Accuracy and Temperature Compensation
Standard quartz movements achieve ±15 seconds per month. Thermally compensated quartz (TCXO) movements, found in high-end and instrument-grade watches, monitor crystal temperature and apply correction factors to maintain accuracy within ±10 seconds per year. Citizen's Eco-Drive Calibre 0100, released in 2019, achieves ±1 second per year through temperature compensation and uses light energy to power the movement via a solar cell rather than a conventional battery. GPS-synchronised quartz movements (common in Seiko Astron GPS and Casio GPW lines) receive satellite time signals and correct the crystal rate to within ±1 second every 100,000 years — the accuracy of the atomic clocks underlying GPS infrastructure.

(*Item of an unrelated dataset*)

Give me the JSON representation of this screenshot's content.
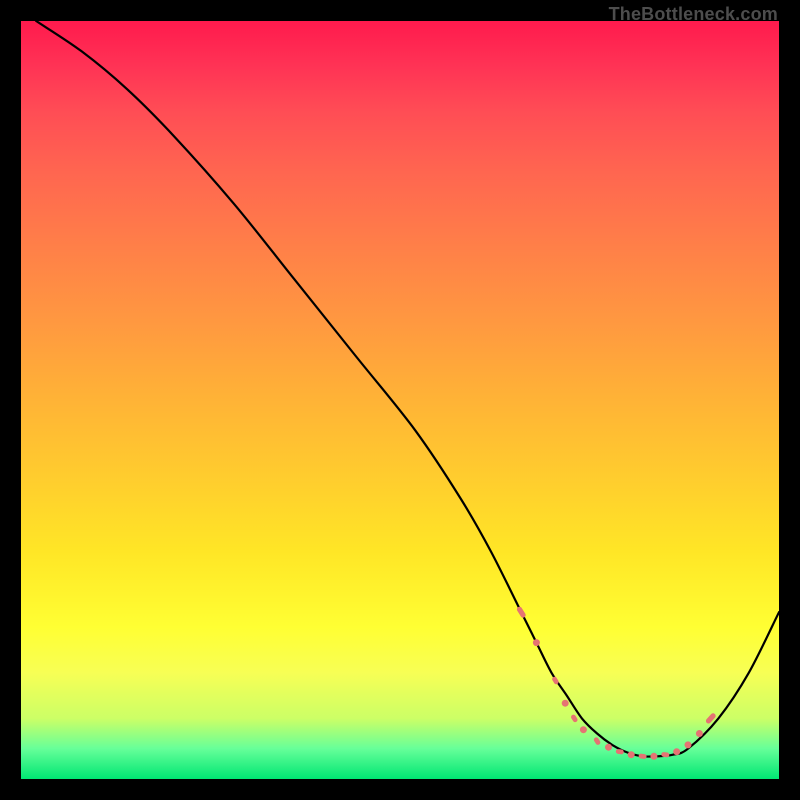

Quartz vs Mechanical Today
A battery-powered quartz movement costs from under one US dollar (mass-market ETA 955 and equivalents) to several thousand for precision compensated calibres. A mechanical chronometer-grade movement of comparable reliability costs far more to produce. The tradeoff is maintenance: a quartz watch requires battery replacement every 1–3 years; a mechanical movement requires servicing every 3–7 years. Accuracy at the wrist is not a practical differentiator for most users — both a chronometer mechanical and a standard quartz will keep appointments reliably. The contemporary market for mechanical watches is driven by craft appreciation rather than timekeeping necessity.
Sources & further reading (3)
- encyclopedia — accessed 2026-05-07
- encyclopedia — accessed 2026-05-07
- encyclopedia — accessed 2026-05-07
Frequently asked questions
Why do quartz watches tick once per second?
The stepping motor that advances the hands is driven by one pulse per second — the output after the 32,768 Hz crystal frequency is divided 15 times in binary. Analogue quartz watches therefore produce one discrete step per second, giving the characteristic tick. Some high-end quartz movements use a continuous (smooth) sweep motor rather than a stepping motor to mimic the continuous sweep of a mechanical balance-wheel movement.
How accurate is a standard quartz watch?
A typical battery-powered quartz consumer watch is accurate to approximately ±15 seconds per month — about ±3 minutes per year. This is roughly 10 to 30 times more accurate than a standard mechanical movement, which loses or gains between 2 and 10 seconds per day depending on adjustment quality.
What is the difference between quartz and solar quartz?
Solar quartz movements (exemplified by Citizen Eco-Drive and Seiko Solar) use a photovoltaic cell beneath a translucent dial to convert ambient light into electrical energy stored in a rechargeable cell or capacitor. The timekeeping mechanism is identical to a conventional battery quartz movement; the difference is the energy source. A sufficiently light-exposed solar watch eliminates the need for battery replacement for the life of the secondary cell — typically 10 years or more before cell degradation.